Delaware HB1, a legalization bill, and HB2, to regulate and tax sales, were passed through the General Assembly on March 28 and sent to the governor to become law.

The New Hampshire legislature held hearings on a legalization and regulated sales bill in January. House Bill 360 passed in the House by voice vote on March 16. HB360 legalizes cannabis in the state, without new taxes or regulations.

The Virginia Senate passed SB1133, a legalized sales bill, on February 7.

In Louisiana, a suite of bills to enact legalization and regulation was prefiled in February: HB-17, HB-24, and HB-12.

Kansas House Bill 2363, amnesty or effective decriminalization, was introduced in February. Kansas House Bill 2367, adult-use legalization and regulation, was also introduced in February.

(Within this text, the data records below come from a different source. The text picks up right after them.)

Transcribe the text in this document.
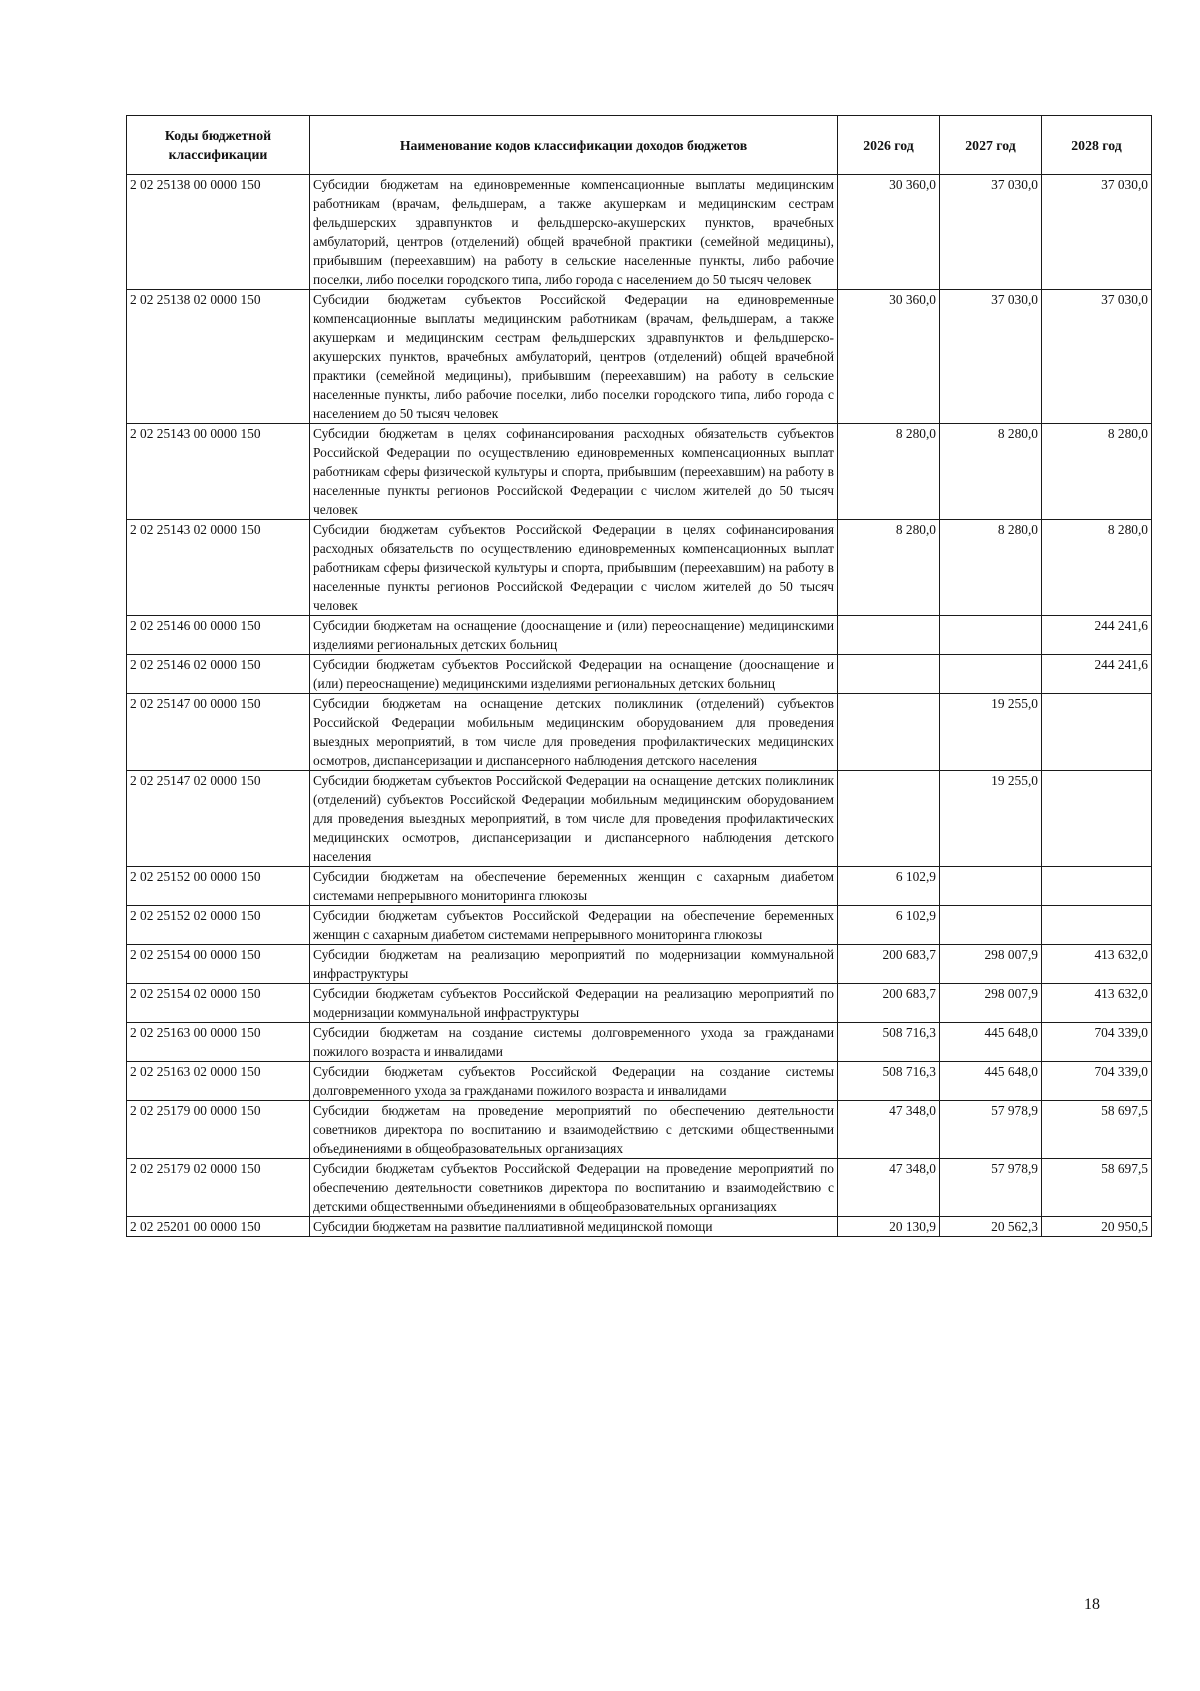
Коды бюджетной классификации	Наименование кодов классификации доходов бюджетов	2026 год	2027 год	2028 год
2 02 25138 00 0000 150	Субсидии бюджетам на единовременные компенсационные выплаты медицинским работникам (врачам, фельдшерам, а также акушеркам и медицинским сестрам фельдшерских здравпунктов и фельдшерско-акушерских пунктов, врачебных амбулаторий, центров (отделений) общей врачебной практики (семейной медицины), прибывшим (переехавшим) на работу в сельские населенные пункты, либо рабочие поселки, либо поселки городского типа, либо города с населением до 50 тысяч человек	30 360,0	37 030,0	37 030,0
2 02 25138 02 0000 150	Субсидии бюджетам субъектов Российской Федерации на единовременные компенсационные выплаты медицинским работникам (врачам, фельдшерам, а также акушеркам и медицинским сестрам фельдшерских здравпунктов и фельдшерско-акушерских пунктов, врачебных амбулаторий, центров (отделений) общей врачебной практики (семейной медицины), прибывшим (переехавшим) на работу в сельские населенные пункты, либо рабочие поселки, либо поселки городского типа, либо города с населением до 50 тысяч человек	30 360,0	37 030,0	37 030,0
2 02 25143 00 0000 150	Субсидии бюджетам в целях софинансирования расходных обязательств субъектов Российской Федерации по осуществлению единовременных компенсационных выплат работникам сферы физической культуры и спорта, прибывшим (переехавшим) на работу в населенные пункты регионов Российской Федерации с числом жителей до 50 тысяч человек	8 280,0	8 280,0	8 280,0
2 02 25143 02 0000 150	Субсидии бюджетам субъектов Российской Федерации в целях софинансирования расходных обязательств по осуществлению единовременных компенсационных выплат работникам сферы физической культуры и спорта, прибывшим (переехавшим) на работу в населенные пункты регионов Российской Федерации с числом жителей до 50 тысяч человек	8 280,0	8 280,0	8 280,0
2 02 25146 00 0000 150	Субсидии бюджетам на оснащение (дооснащение и (или) переоснащение) медицинскими изделиями региональных детских больниц			244 241,6
2 02 25146 02 0000 150	Субсидии бюджетам субъектов Российской Федерации на оснащение (дооснащение и (или) переоснащение) медицинскими изделиями региональных детских больниц			244 241,6
2 02 25147 00 0000 150	Субсидии бюджетам на оснащение детских поликлиник (отделений) субъектов Российской Федерации мобильным медицинским оборудованием для проведения выездных мероприятий, в том числе для проведения профилактических медицинских осмотров, диспансеризации и диспансерного наблюдения детского населения		19 255,0	
2 02 25147 02 0000 150	Субсидии бюджетам субъектов Российской Федерации на оснащение детских поликлиник (отделений) субъектов Российской Федерации мобильным медицинским оборудованием для проведения выездных мероприятий, в том числе для проведения профилактических медицинских осмотров, диспансеризации и диспансерного наблюдения детского населения		19 255,0	
2 02 25152 00 0000 150	Субсидии бюджетам на обеспечение беременных женщин с сахарным диабетом системами непрерывного мониторинга глюкозы	6 102,9		
2 02 25152 02 0000 150	Субсидии бюджетам субъектов Российской Федерации на обеспечение беременных женщин с сахарным диабетом системами непрерывного мониторинга глюкозы	6 102,9		
2 02 25154 00 0000 150	Субсидии бюджетам на реализацию мероприятий по модернизации коммунальной инфраструктуры	200 683,7	298 007,9	413 632,0
2 02 25154 02 0000 150	Субсидии бюджетам субъектов Российской Федерации на реализацию мероприятий по модернизации коммунальной инфраструктуры	200 683,7	298 007,9	413 632,0
2 02 25163 00 0000 150	Субсидии бюджетам на создание системы долговременного ухода за гражданами пожилого возраста и инвалидами	508 716,3	445 648,0	704 339,0
2 02 25163 02 0000 150	Субсидии бюджетам субъектов Российской Федерации на создание системы долговременного ухода за гражданами пожилого возраста и инвалидами	508 716,3	445 648,0	704 339,0
2 02 25179 00 0000 150	Субсидии бюджетам на проведение мероприятий по обеспечению деятельности советников директора по воспитанию и взаимодействию с детскими общественными объединениями в общеобразовательных организациях	47 348,0	57 978,9	58 697,5
2 02 25179 02 0000 150	Субсидии бюджетам субъектов Российской Федерации на проведение мероприятий по обеспечению деятельности советников директора по воспитанию и взаимодействию с детскими общественными объединениями в общеобразовательных организациях	47 348,0	57 978,9	58 697,5
2 02 25201 00 0000 150	Субсидии бюджетам на развитие паллиативной медицинской помощи	20 130,9	20 562,3	20 950,5
18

Texas SB 209 and HB 1831, adult-use legalization and regulation, were introduced or read for the first time in 2023. SJR 22 and companion bills HJR 91 and HJR 89 were introduced, and if enacted would refer to the voters a constitutional amendment legalizing cannabis. House Bill 1937 would allow cities and counties to opt-in to legalization. House Bill 218, decriminalization and expungement of past offenses, was passed by the house 87-59 on April 27. Texas HB 1805 was introduced on March 13, and would replace the THC percentage cap for cannabis oil under the Texas Compassionate Use Act with a 10 mg "volumetric dose" limit instead. It was approved by the House Public Health Committee unanimously on March 20. The house passed HB 1805 on April 11.

Idaho Medical Cannabis Act, House Bill 370, was introduced as a personal bill (outside of committees) on March 24 by John Vander Woude (R).

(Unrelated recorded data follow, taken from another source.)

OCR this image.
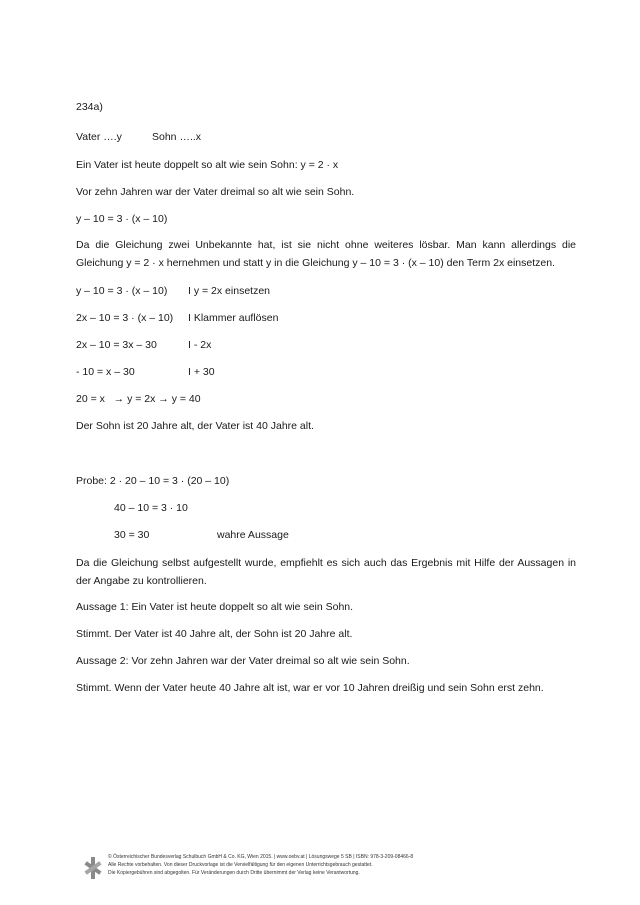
234a)
Vater ….y	Sohn …..x
Ein Vater ist heute doppelt so alt wie sein Sohn: y = 2 · x
Vor zehn Jahren war der Vater dreimal so alt wie sein Sohn.
y – 10 = 3 · (x – 10)
Da die Gleichung zwei Unbekannte hat, ist sie nicht ohne weiteres lösbar. Man kann allerdings die Gleichung y = 2 · x hernehmen und statt y in die Gleichung y – 10 = 3 · (x – 10) den Term 2x einsetzen.
y – 10 = 3 · (x – 10) I y = 2x einsetzen
2x – 10 = 3 · (x – 10) I Klammer auflösen
2x – 10 = 3x – 30	I - 2x
- 10 = x – 30	I + 30
20 = x   → y = 2x → y = 40
Der Sohn ist 20 Jahre alt, der Vater ist 40 Jahre alt.
Probe: 2 · 20 – 10 = 3 · (20 – 10)
40 – 10 = 3 · 10
30 = 30	wahre Aussage
Da die Gleichung selbst aufgestellt wurde, empfiehlt es sich auch das Ergebnis mit Hilfe der Aussagen in der Angabe zu kontrollieren.
Aussage 1: Ein Vater ist heute doppelt so alt wie sein Sohn.
Stimmt. Der Vater ist 40 Jahre alt, der Sohn ist 20 Jahre alt.
Aussage 2: Vor zehn Jahren war der Vater dreimal so alt wie sein Sohn.
Stimmt. Wenn der Vater heute 40 Jahre alt ist, war er vor 10 Jahren dreißig und sein Sohn erst zehn.
© Österreichischer Bundesverlag Schulbuch GmbH & Co. KG, Wien 2015. | www.oebv.at | Lösungswege 5 SB | ISBN: 978-3-209-08466-8
Alle Rechte vorbehalten. Von dieser Druckvorlage ist die Vervielfältigung für den eigenen Unterrichtsgebrauch gestattet.
Die Kopiergebühren sind abgegolten. Für Veränderungen durch Dritte übernimmt der Verlag keine Verantwortung.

North Carolina Senate Bill 3, medical cannabis, passed by 36-10 on March 1.
House Bill 626, legalization, was filed on April 17.

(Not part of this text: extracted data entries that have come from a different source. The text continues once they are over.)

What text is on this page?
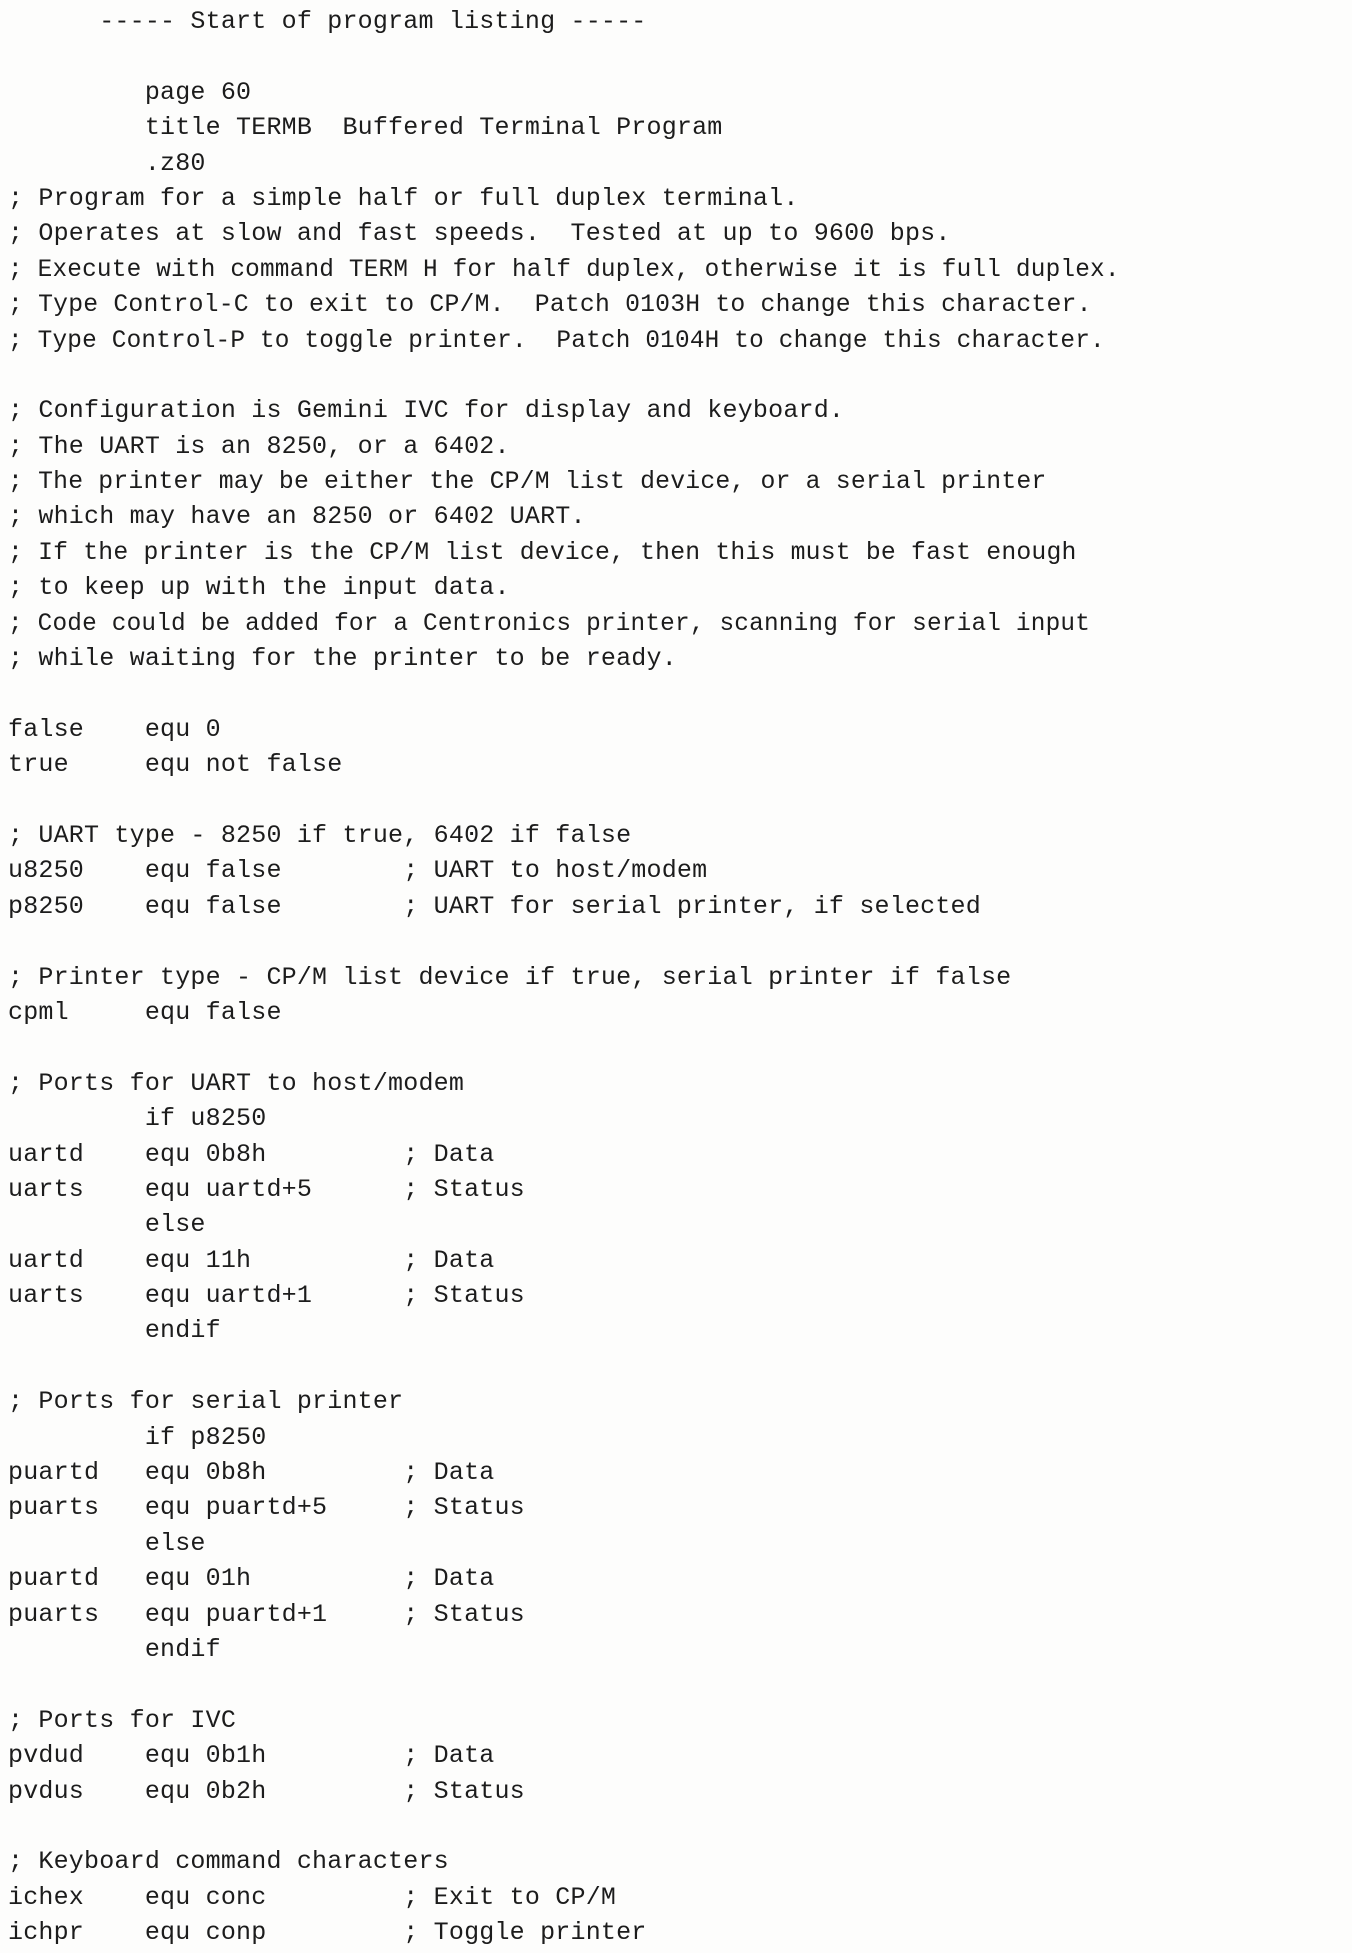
----- Start of program listing -----
page 60
title TERMB  Buffered Terminal Program
.z80
; Program for a simple half or full duplex terminal.
; Operates at slow and fast speeds.  Tested at up to 9600 bps.
; Execute with command TERM H for half duplex, otherwise it is full duplex.
; Type Control-C to exit to CP/M.  Patch 0103H to change this character.
; Type Control-P to toggle printer.  Patch 0104H to change this character.
; Configuration is Gemini IVC for display and keyboard.
; The UART is an 8250, or a 6402.
; The printer may be either the CP/M list device, or a serial printer
; which may have an 8250 or 6402 UART.
; If the printer is the CP/M list device, then this must be fast enough
; to keep up with the input data.
; Code could be added for a Centronics printer, scanning for serial input
; while waiting for the printer to be ready.
false    equ 0
true     equ not false
; UART type - 8250 if true, 6402 if false
u8250    equ false        ; UART to host/modem
p8250    equ false        ; UART for serial printer, if selected
; Printer type - CP/M list device if true, serial printer if false
cpml     equ false
; Ports for UART to host/modem
if u8250
uartd    equ 0b8h         ; Data
uarts    equ uartd+5      ; Status
else
uartd    equ 11h          ; Data
uarts    equ uartd+1      ; Status
endif
; Ports for serial printer
if p8250
puartd   equ 0b8h         ; Data
puarts   equ puartd+5     ; Status
else
puartd   equ 01h          ; Data
puarts   equ puartd+1     ; Status
endif
; Ports for IVC
pvdud    equ 0b1h         ; Data
pvdus    equ 0b2h         ; Status
; Keyboard command characters
ichex    equ conc         ; Exit to CP/M
ichpr    equ conp         ; Toggle printer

Ohio HB 168, the Ohio Adult Use Act (adult use legalization) was introduced on May 22 by representative Jamie Callender (R) and Casey Weinstein (D).

Around June 1, Florida officials announced that they had validated enough signatures on the 2024 Florida marijuana legalization initiative for the measure to qualify for the 2024 ballot.

Pennsylvania Senate Bill 846, adult-use legalization, was introduced by senators Dan Laughlin (R) and Sharif Street (D) on July 6.

On August 16, the Ohio Secretary of State validated 2023 Ohio Issue 2, then called the Regulate Cannabis Like Alcohol initiative, for the November 7, 2023 general ballot. The initiative was passed by voters on November 7, 2023.

==Tribal laws==
The Eastern Band of Cherokee passed a legalization referendum that was on the September 7, 2023 ballot. It will affect tribal enforcement within the Qualla Boundary, in Western North Carolina, after enactment of corresponding law by the tribal council.